Reverse a LinkedList

Problem Overview

The goal of this problem is to reverse a singly linked list. A linked list is a linear data structure that consists of nodes, where each node contains a value and a reference (or link) to the next node in the sequence. In this problem, you will receive the head of a singly linked list and you need to reverse the order of its nodes, such that the last node becomes the head, the second to last node comes after the new head, and so on.

Understanding the Problem

Given the head of a singly linked list, our task is to reverse the list and return the new head. For example, if the input linked list is 1 -> 2 -> 3 -> 4 -> 5, the reversed list should be 5 -> 4 -> 3 -> 2 -> 1. Understanding the traversal mechanics of the linked list is crucial to reversing it without losing its structure.

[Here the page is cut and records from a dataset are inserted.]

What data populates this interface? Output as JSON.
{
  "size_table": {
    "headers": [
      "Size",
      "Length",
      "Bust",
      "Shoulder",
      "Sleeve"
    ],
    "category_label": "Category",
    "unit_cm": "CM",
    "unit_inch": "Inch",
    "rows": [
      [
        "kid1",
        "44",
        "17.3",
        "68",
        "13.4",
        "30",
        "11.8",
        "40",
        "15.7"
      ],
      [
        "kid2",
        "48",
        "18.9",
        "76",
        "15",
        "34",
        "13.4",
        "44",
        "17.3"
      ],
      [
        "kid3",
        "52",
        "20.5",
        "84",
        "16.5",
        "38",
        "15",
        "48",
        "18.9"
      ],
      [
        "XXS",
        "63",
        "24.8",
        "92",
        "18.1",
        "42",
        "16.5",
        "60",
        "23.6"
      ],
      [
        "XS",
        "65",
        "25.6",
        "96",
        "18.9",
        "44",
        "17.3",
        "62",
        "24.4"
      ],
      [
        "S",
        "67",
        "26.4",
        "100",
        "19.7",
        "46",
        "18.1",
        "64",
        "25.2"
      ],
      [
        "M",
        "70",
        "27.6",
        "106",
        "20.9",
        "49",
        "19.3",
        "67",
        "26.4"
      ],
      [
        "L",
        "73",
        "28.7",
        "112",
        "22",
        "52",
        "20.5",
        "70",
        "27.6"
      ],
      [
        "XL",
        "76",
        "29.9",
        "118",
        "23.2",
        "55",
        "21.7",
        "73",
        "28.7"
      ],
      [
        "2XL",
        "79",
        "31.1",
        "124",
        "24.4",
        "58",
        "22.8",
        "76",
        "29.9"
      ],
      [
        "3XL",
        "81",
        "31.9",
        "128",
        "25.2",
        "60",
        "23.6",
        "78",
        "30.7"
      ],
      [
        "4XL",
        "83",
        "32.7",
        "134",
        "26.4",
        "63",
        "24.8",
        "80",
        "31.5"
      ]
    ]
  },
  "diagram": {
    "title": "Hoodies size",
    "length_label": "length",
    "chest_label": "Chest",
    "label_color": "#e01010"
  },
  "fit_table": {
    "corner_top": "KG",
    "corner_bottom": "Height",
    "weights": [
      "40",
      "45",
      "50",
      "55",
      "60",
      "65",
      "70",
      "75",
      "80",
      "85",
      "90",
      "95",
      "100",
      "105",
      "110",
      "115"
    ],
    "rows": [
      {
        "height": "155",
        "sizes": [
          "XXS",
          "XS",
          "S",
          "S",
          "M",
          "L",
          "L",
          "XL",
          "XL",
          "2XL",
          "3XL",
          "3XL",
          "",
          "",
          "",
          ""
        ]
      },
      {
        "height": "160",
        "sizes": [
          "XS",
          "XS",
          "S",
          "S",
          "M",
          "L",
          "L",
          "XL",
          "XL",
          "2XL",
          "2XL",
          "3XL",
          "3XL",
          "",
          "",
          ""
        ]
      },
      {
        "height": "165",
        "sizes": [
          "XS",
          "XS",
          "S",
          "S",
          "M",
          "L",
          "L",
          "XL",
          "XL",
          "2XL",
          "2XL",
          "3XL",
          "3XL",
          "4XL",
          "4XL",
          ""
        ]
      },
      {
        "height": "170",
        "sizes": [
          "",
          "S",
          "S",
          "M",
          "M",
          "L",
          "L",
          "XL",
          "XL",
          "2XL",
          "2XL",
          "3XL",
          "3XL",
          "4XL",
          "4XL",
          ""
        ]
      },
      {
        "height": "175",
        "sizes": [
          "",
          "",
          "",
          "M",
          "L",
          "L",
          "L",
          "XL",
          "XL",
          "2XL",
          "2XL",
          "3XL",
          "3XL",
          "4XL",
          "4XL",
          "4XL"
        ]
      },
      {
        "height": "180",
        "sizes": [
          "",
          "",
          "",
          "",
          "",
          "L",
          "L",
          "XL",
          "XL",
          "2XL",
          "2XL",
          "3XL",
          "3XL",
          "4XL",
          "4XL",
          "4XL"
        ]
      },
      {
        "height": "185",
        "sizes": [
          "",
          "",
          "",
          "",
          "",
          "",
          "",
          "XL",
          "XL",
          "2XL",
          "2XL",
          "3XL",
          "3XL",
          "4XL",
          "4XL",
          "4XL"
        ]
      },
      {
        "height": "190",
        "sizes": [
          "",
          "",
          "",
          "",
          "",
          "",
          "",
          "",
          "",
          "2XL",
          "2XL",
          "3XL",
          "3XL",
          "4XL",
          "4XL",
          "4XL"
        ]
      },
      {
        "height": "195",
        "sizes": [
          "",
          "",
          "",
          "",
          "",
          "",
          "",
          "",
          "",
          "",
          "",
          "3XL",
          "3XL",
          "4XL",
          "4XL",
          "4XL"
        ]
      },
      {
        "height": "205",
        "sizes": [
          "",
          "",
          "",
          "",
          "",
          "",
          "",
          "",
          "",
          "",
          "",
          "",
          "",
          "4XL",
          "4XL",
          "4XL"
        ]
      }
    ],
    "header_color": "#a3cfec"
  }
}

Key DSA concepts and theory

Linked List

A linked list is a common data structure used to store a collection of elements. Each element (node) holds a value and a pointer/reference to the next node in the sequence. There are different types of linked lists:

• Singly Linked List: Each node has a single pointer to the next node.
• Doubly Linked List: Each node has pointers to both previous and next nodes.
• Circular Linked List: Last node points back to the first node.

Reversal Concept

Reversing a linked list involves changing the direction of the pointers. Each node's next pointer should point to its previous node. This requires careful handling of pointers to avoid losing access to the list nodes during the reversal process.

Solution Approach

Let's tackle the reversal with an iterative and a recursive approach.

Iterative Approach

The iterative method uses a trio of pointers to reverse the linked list: previous, current, and next.

Steps:

1. Initialize previous as NULL and current as the head.
2. Loop through the list:
   • Save the next node (current->next) in next.
   • Reverse the link by pointing current->next to previous.
   • Move previous and current one step forward (i.e., previous = current and current = next).
3. When current is NULL, previous will be the new head of the reversed list.

C++ Code:

ListNode* reverseList(ListNode* head) {
    ListNode* previous = nullptr;
    ListNode* current = head;
    while (current != nullptr) {
        ListNode* next = current->next; // Save next
        current->next = previous; // Reverse
        previous = current; // Advance previous
        current = next; // Advance current
    }
    return previous;
}

Java Code:

public ListNode reverseList(ListNode head) {
    ListNode previous = null;
    ListNode current = head;
    while (current != null) {
        ListNode next = current.next;
        current.next = previous;
        previous = current;
        current = next;
    }
    return previous;
}

Recursive Approach

The recursive method works by solving the problem in a smaller sub-list repeatedly.

Steps:

1. Base case: If the list is empty or contains only one node, return the list itself.
2. Recursively reverse the rest of the list starting from the second node.
3. Make the first node point to itself in reverse by adjusting the next pointers.
4. Initially, set head->next->next = head and head->next = NULL.

C++ Code:

ListNode* reverseList(ListNode* head) {
    if (head == nullptr || head->next == nullptr) return head;
    ListNode* reversedListHead = reverseList(head->next);
    head->next->next = head;
    head->next = nullptr;
    return reversedListHead;
}

Java Code:

public ListNode reverseList(ListNode head) {
    if (head == null || head.next == null) return head;
    ListNode reversedListHead = reverseList(head.next);
    head.next.next = head;
    head.next = null;
    return reversedListHead;
}

Time and Space Complexity Analysis

Iterative Approach

• Time Complexity: O(n), where n is the number of nodes in the linked list. We process each node exactly once.
• Space Complexity: O(1), because we use a constant amount of extra space.

Recursive Approach

• Time Complexity: O(n), similar to the iterative approach.
• Space Complexity: O(n), due to the recursion stack, which will have n function calls for n nodes.

Common Mistakes to Avoid

1. Losing Track of Nodes: Always ensure that you keep track of the next node before changing pointers.
2. Null Checks: Always check if the list is empty to prevent accessing null pointers.
3. Recursive Base Case: Ensure the base case is properly defined to prevent infinite recursion.

Similar Problems on LeetCode

1. Reverse Linked List II (Question 92)
2. Swap Nodes in Pairs (Question 24)
3. Palindrome Linked List (Question 234)

Additional Resources and References

• GeeksforGeeks Linked List Reversal
• MIT OpenCourseWare on Recursion
• YouTube Tutorial on Linked List Reversal

Mastering the art of reversing linked lists is a foundational skill that will prepare you for more complex data manipulation tasks in programming. Both iterative and recursive methods have their own usages, strengths, and weaknesses, and knowing both can provide flexibility in solving related challenges.